The result of scheduling is the basis for all other activities that follow, such as cost calculation and staffing of project tasks.
A Graphical Display of Dates
A graphical display of dates provides you with an overview of the time frame for individual project elements. Critical dates are displayed as red bars in the graphical overview. Constraints are represented by yellow bars. You can show additional information on tasks and phases in the GANTT chart.
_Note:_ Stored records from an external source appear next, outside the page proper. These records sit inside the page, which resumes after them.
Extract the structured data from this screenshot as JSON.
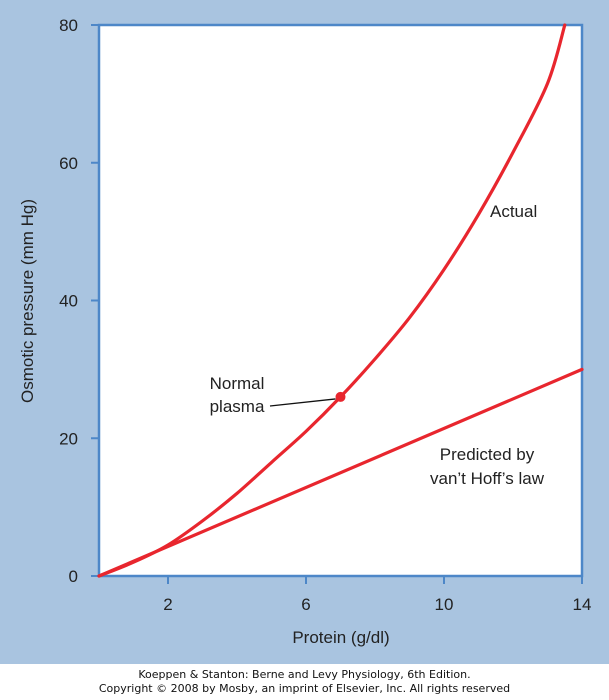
{
  "colors": {
    "background_panel": "#a9c4e0",
    "plot_area": "#ffffff",
    "axis_frame": "#4d87c8",
    "curve": "#e8262e",
    "leader": "#111111"
  },
  "chart_data": {
    "type": "line",
    "title": "",
    "xlabel": "Protein (g/dl)",
    "ylabel": "Osmotic pressure (mm Hg)",
    "xlim": [
      0,
      14
    ],
    "ylim": [
      0,
      80
    ],
    "xticks": [
      2,
      6,
      10,
      14
    ],
    "xtick_labels": [
      "2",
      "6",
      "10",
      "14"
    ],
    "yticks": [
      0,
      20,
      40,
      60,
      80
    ],
    "ytick_labels": [
      "0",
      "20",
      "40",
      "60",
      "80"
    ],
    "grid": false,
    "legend": "none",
    "series": [
      {
        "name": "Actual",
        "x": [
          0,
          1,
          2,
          3,
          4,
          5,
          6,
          7,
          8,
          9,
          10,
          11,
          12,
          13,
          13.5
        ],
        "y": [
          0,
          2,
          4.5,
          8,
          12,
          16.5,
          21,
          26,
          31.5,
          37.5,
          44.5,
          52.5,
          61.5,
          71.5,
          80
        ]
      },
      {
        "name": "Predicted by van't Hoff's law",
        "x": [
          0,
          14
        ],
        "y": [
          0,
          30
        ]
      }
    ],
    "highlight_point": {
      "x": 7,
      "y": 26
    },
    "annotations": [
      {
        "lines": [
          "Actual"
        ]
      },
      {
        "lines": [
          "Normal",
          "plasma"
        ]
      },
      {
        "lines": [
          "Predicted by",
          "van’t Hoff’s law"
        ]
      }
    ]
  },
  "credit": {
    "line1": "Koeppen & Stanton: Berne and Levy Physiology, 6th Edition.",
    "line2": "Copyright © 2008 by Mosby, an imprint of Elsevier, Inc. All rights reserved"
  }
}
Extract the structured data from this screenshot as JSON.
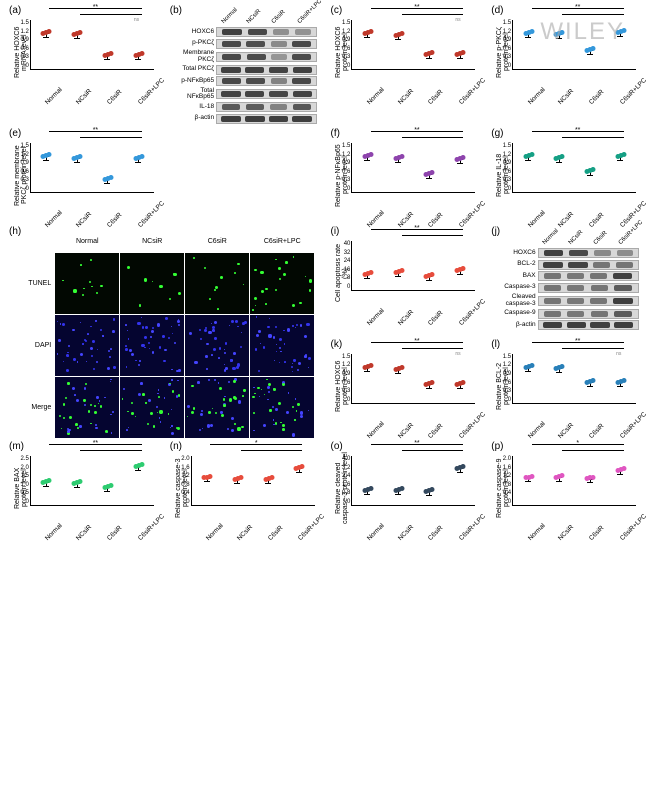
{
  "watermark": "WILEY",
  "x_categories": [
    "Normal",
    "NCsiR",
    "C6siR",
    "C6siR+LPC"
  ],
  "panels": {
    "a": {
      "label": "(a)",
      "ylabel": "Relative HOXC6\nmRNA level",
      "ylim": [
        0,
        1.5
      ],
      "yticks": [
        "0",
        "0.3",
        "0.6",
        "0.9",
        "1.2",
        "1.5"
      ],
      "values": [
        1.0,
        0.98,
        0.35,
        0.33
      ],
      "color": "#c0392b",
      "sig": "**",
      "sig2": "**",
      "ns": true
    },
    "b": {
      "label": "(b)",
      "type": "blot",
      "proteins": [
        "HOXC6",
        "p-PKCζ",
        "Membrane PKCζ",
        "Total PKCζ",
        "p-NFκBp65",
        "Total NFκBp65",
        "IL-18",
        "β-actin"
      ],
      "intensities": [
        [
          0.9,
          0.85,
          0.3,
          0.28
        ],
        [
          0.85,
          0.8,
          0.35,
          0.85
        ],
        [
          0.85,
          0.82,
          0.25,
          0.82
        ],
        [
          0.9,
          0.9,
          0.88,
          0.9
        ],
        [
          0.85,
          0.82,
          0.4,
          0.85
        ],
        [
          0.88,
          0.88,
          0.86,
          0.88
        ],
        [
          0.7,
          0.68,
          0.4,
          0.72
        ],
        [
          0.92,
          0.92,
          0.9,
          0.92
        ]
      ]
    },
    "c": {
      "label": "(c)",
      "ylabel": "Relative HOXC6\nprotein level",
      "ylim": [
        0,
        1.5
      ],
      "yticks": [
        "0",
        "0.3",
        "0.6",
        "0.9",
        "1.2",
        "1.5"
      ],
      "values": [
        1.0,
        0.96,
        0.38,
        0.36
      ],
      "color": "#c0392b",
      "sig": "**",
      "sig2": "**",
      "ns": true
    },
    "d": {
      "label": "(d)",
      "ylabel": "Relative p-PKCζ\nprotein level",
      "ylim": [
        0,
        1.5
      ],
      "yticks": [
        "0",
        "0.3",
        "0.6",
        "0.9",
        "1.2",
        "1.5"
      ],
      "values": [
        1.0,
        0.98,
        0.48,
        1.05
      ],
      "color": "#3498db",
      "sig": "**",
      "sig2": "**",
      "ns": false
    },
    "e": {
      "label": "(e)",
      "ylabel": "Relative membrane\nPKCζ protein level",
      "ylim": [
        0,
        1.5
      ],
      "yticks": [
        "0",
        "0.3",
        "0.6",
        "0.9",
        "1.2",
        "1.5"
      ],
      "values": [
        1.0,
        0.95,
        0.3,
        0.95
      ],
      "color": "#3498db",
      "sig": "**",
      "sig2": "**",
      "ns": false
    },
    "f": {
      "label": "(f)",
      "ylabel": "Relative p-NFκBp65\nprotein level",
      "ylim": [
        0,
        1.5
      ],
      "yticks": [
        "0",
        "0.3",
        "0.6",
        "0.9",
        "1.2",
        "1.5"
      ],
      "values": [
        1.0,
        0.95,
        0.45,
        0.92
      ],
      "color": "#8e44ad",
      "sig": "**",
      "sig2": "**",
      "ns": false
    },
    "g": {
      "label": "(g)",
      "ylabel": "Relative IL-18\nprotein level",
      "ylim": [
        0,
        1.5
      ],
      "yticks": [
        "0",
        "0.3",
        "0.6",
        "0.9",
        "1.2",
        "1.5"
      ],
      "values": [
        1.0,
        0.96,
        0.55,
        1.0
      ],
      "color": "#16a085",
      "sig": "**",
      "sig2": "**",
      "ns": false
    },
    "h": {
      "label": "(h)",
      "type": "tunel",
      "rows": [
        "TUNEL",
        "DAPI",
        "Merge"
      ]
    },
    "i": {
      "label": "(i)",
      "ylabel": "Cell apoptosis rate\n(%)",
      "ylim": [
        0,
        40
      ],
      "yticks": [
        "0",
        "8",
        "16",
        "24",
        "32",
        "40"
      ],
      "values": [
        11,
        12,
        9,
        14
      ],
      "color": "#e74c3c",
      "sig": "**",
      "sig2": "**",
      "ns": false
    },
    "j": {
      "label": "(j)",
      "type": "blot",
      "proteins": [
        "HOXC6",
        "BCL-2",
        "BAX",
        "Caspase-3",
        "Cleaved caspase-3",
        "Caspase-9",
        "β-actin"
      ],
      "intensities": [
        [
          0.9,
          0.85,
          0.35,
          0.32
        ],
        [
          0.9,
          0.88,
          0.5,
          0.5
        ],
        [
          0.5,
          0.48,
          0.5,
          0.9
        ],
        [
          0.5,
          0.48,
          0.5,
          0.7
        ],
        [
          0.5,
          0.48,
          0.5,
          0.92
        ],
        [
          0.5,
          0.48,
          0.5,
          0.7
        ],
        [
          0.92,
          0.92,
          0.9,
          0.92
        ]
      ]
    },
    "k": {
      "label": "(k)",
      "ylabel": "Relative HOXC6\nprotein level",
      "ylim": [
        0,
        1.5
      ],
      "yticks": [
        "0",
        "0.3",
        "0.6",
        "0.9",
        "1.2",
        "1.5"
      ],
      "values": [
        1.0,
        0.95,
        0.48,
        0.48
      ],
      "color": "#c0392b",
      "sig": "**",
      "sig2": "**",
      "ns": true
    },
    "l": {
      "label": "(l)",
      "ylabel": "Relative BCL-2\nprotein level",
      "ylim": [
        0,
        1.5
      ],
      "yticks": [
        "0",
        "0.3",
        "0.6",
        "0.9",
        "1.2",
        "1.5"
      ],
      "values": [
        1.0,
        0.96,
        0.55,
        0.55
      ],
      "color": "#2980b9",
      "sig": "**",
      "sig2": "**",
      "ns": true
    },
    "m": {
      "label": "(m)",
      "ylabel": "Relative BAX\nprotein level",
      "ylim": [
        0,
        2.5
      ],
      "yticks": [
        "0",
        "0.5",
        "1.0",
        "1.5",
        "2.0",
        "2.5"
      ],
      "values": [
        1.0,
        0.95,
        0.78,
        1.85
      ],
      "color": "#2ecc71",
      "sig": "**",
      "sig2": "**",
      "ns": false
    },
    "n": {
      "label": "(n)",
      "ylabel": "Relative caspase-3\nprotein level",
      "ylim": [
        0,
        2.0
      ],
      "yticks": [
        "0",
        "0.4",
        "0.8",
        "1.2",
        "1.6",
        "2.0"
      ],
      "values": [
        1.0,
        0.93,
        0.95,
        1.4
      ],
      "color": "#e74c3c",
      "sig": "*",
      "sig2": "**",
      "ns": false
    },
    "o": {
      "label": "(o)",
      "ylabel": "Relative cleaved\ncaspase-3 protein level",
      "ylim": [
        0,
        4.0
      ],
      "yticks": [
        "0",
        "0.8",
        "1.6",
        "2.4",
        "3.2",
        "4.0"
      ],
      "values": [
        1.0,
        0.95,
        0.92,
        2.8
      ],
      "color": "#34495e",
      "sig": "**",
      "sig2": "**",
      "ns": false
    },
    "p": {
      "label": "(p)",
      "ylabel": "Relative caspase-9\nprotein level",
      "ylim": [
        0,
        2.0
      ],
      "yticks": [
        "0",
        "0.4",
        "0.8",
        "1.2",
        "1.6",
        "2.0"
      ],
      "values": [
        1.0,
        1.02,
        0.96,
        1.32
      ],
      "color": "#e056c1",
      "sig": "*",
      "sig2": "**",
      "ns": false
    }
  }
}
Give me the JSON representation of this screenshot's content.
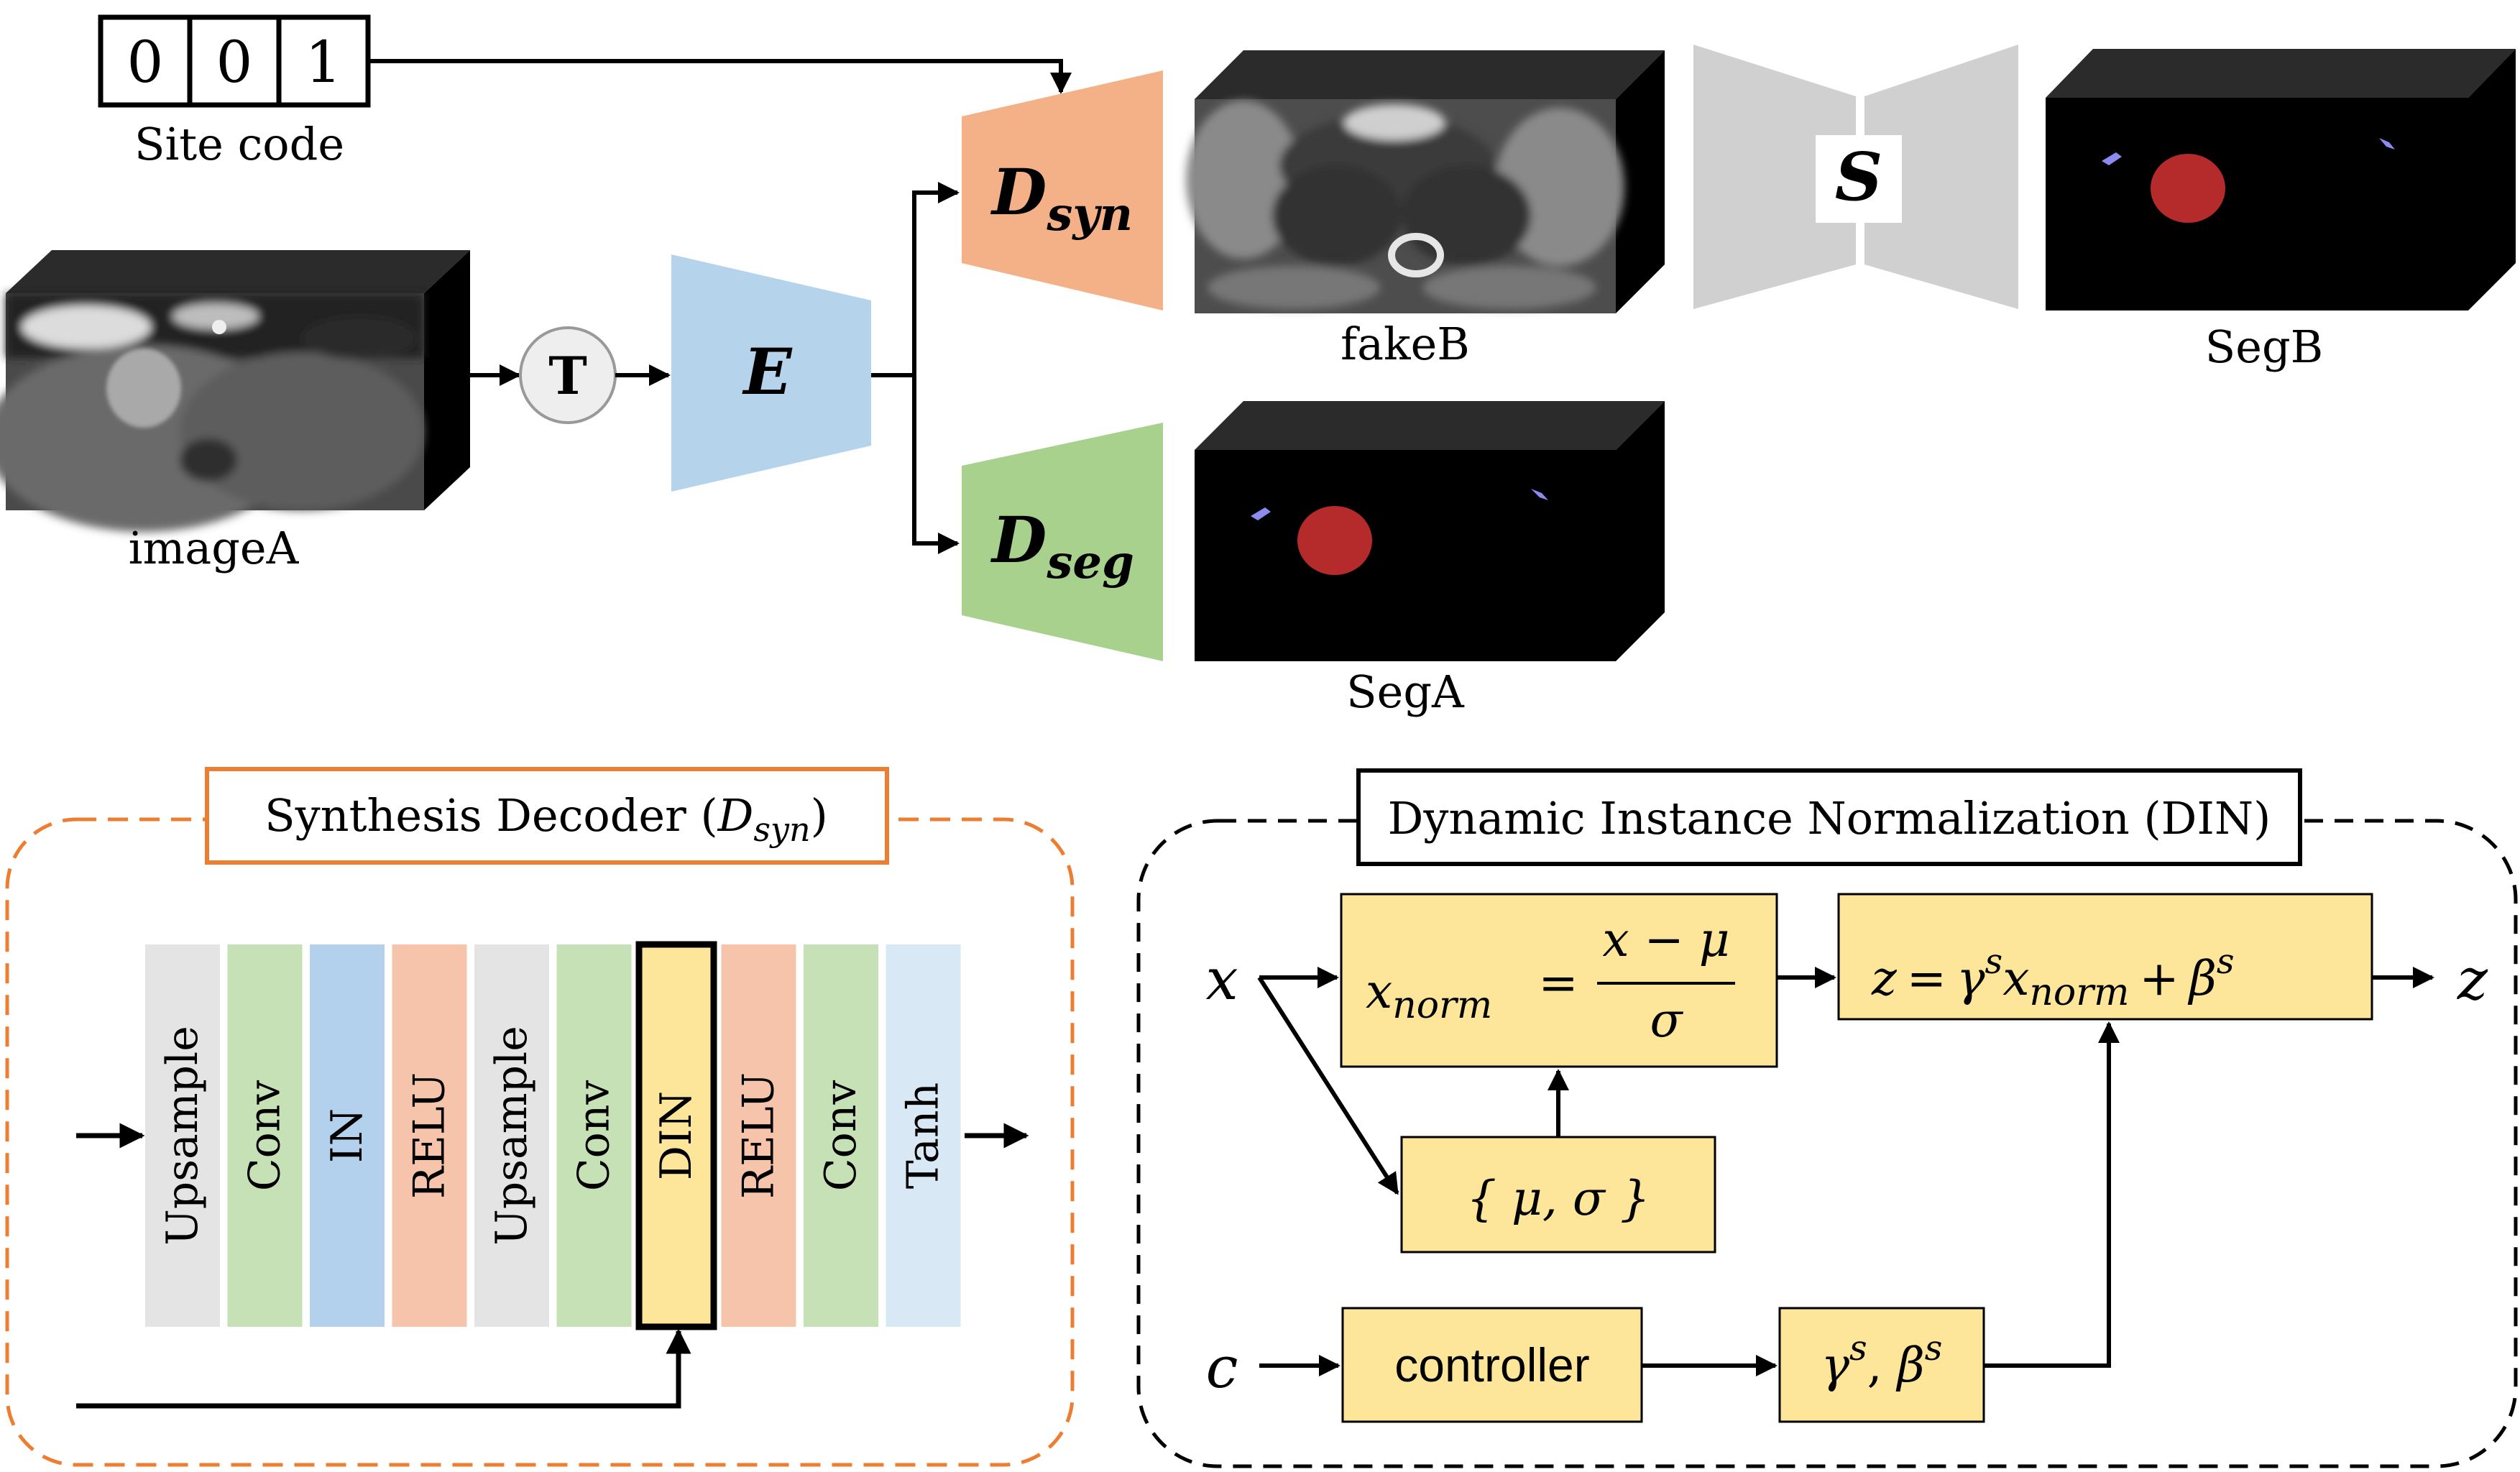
{
  "site_code": {
    "digits": [
      "0",
      "0",
      "1"
    ],
    "label": "Site code"
  },
  "transform": {
    "label": "T"
  },
  "encoder": {
    "label": "E",
    "color": "#b6d3ec"
  },
  "decoders": {
    "syn": {
      "main": "D",
      "sub": "syn",
      "color": "#f4b187"
    },
    "seg": {
      "main": "D",
      "sub": "seg",
      "color": "#a9d18e"
    }
  },
  "segmenter": {
    "label": "S",
    "color": "#d0d0d0"
  },
  "volumes": {
    "imageA": "imageA",
    "fakeB": "fakeB",
    "segA": "SegA",
    "segB": "SegB"
  },
  "colors": {
    "tumor": "#b52a2a",
    "cochlea": "#8c8cf0",
    "orange_dashed": "#ed7d31",
    "yellow_box": "#fde69a"
  },
  "synthesis_panel": {
    "title": "Synthesis Decoder (",
    "title_main": "D",
    "title_sub": "syn",
    "title_end": ")",
    "layers": [
      {
        "label": "Upsample",
        "color": "#e4e4e4"
      },
      {
        "label": "Conv",
        "color": "#c6e1b5"
      },
      {
        "label": "IN",
        "color": "#b3d1ec"
      },
      {
        "label": "RELU",
        "color": "#f6c4aa"
      },
      {
        "label": "Upsample",
        "color": "#e4e4e4"
      },
      {
        "label": "Conv",
        "color": "#c6e1b5"
      },
      {
        "label": "DIN",
        "color": "#fde69a"
      },
      {
        "label": "RELU",
        "color": "#f6c4aa"
      },
      {
        "label": "Conv",
        "color": "#c6e1b5"
      },
      {
        "label": "Tanh",
        "color": "#d9e8f5"
      }
    ]
  },
  "din_panel": {
    "title": "Dynamic Instance Normalization (DIN)",
    "input_x": "x",
    "input_c": "c",
    "output_z": "z",
    "norm_lhs": "x",
    "norm_lhs_sub": "norm",
    "norm_eq": "=",
    "norm_num": "x − μ",
    "norm_den": "σ",
    "out_z": "z",
    "out_eq": "=",
    "out_gamma": "γ",
    "out_gamma_sup": "s",
    "out_x": "x",
    "out_x_sub": "norm",
    "out_plus": "+",
    "out_beta": "β",
    "out_beta_sup": "s",
    "stats_label": "{ μ, σ }",
    "controller_label": "controller",
    "params_gamma": "γ",
    "params_gamma_sup": "s",
    "params_comma": ", ",
    "params_beta": "β",
    "params_beta_sup": "s"
  }
}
Collective tasks can be shown in different colors.
The graphical display of dates provides the following functionality:
Zoom in and out
Calculation of critical path
Adjust dates and duration of phases and tasks
Manual or automatic rescheduling of phases and tasks
Print a GANTT Chart
Filter certain objects or statuses
Copy calculated dates to forecasted dates
Compare dates, such as calculated dates and forecasted dates
Create and maintain relationships
Open a details screen, for example for tasks
To model the activities in the project correctly, you can use relationships to define if project tasks should run in parallel or one after the other.
Relationships can depict a predecessor or a successor relationship, and can be given positive or negative time intervals.
The following relationship types can exist between a predecessor and a successor task:
- Finish-Start (FS) relationship
- Start-Start (SS) relationship
- Finish-Finish (FF) relationship
- Start-Finish (SF) relationship
The relationship type defines whether the start or end of the predecessor task is to be linked to the start or end of the successor task. Relationships are defined between tasks on the same hierarchy level. You can also link tasks with subtasks or with a task in a different phase. You can maintain relationships using table-based editing or using a graphical display. You can create, edit, and delete relationships.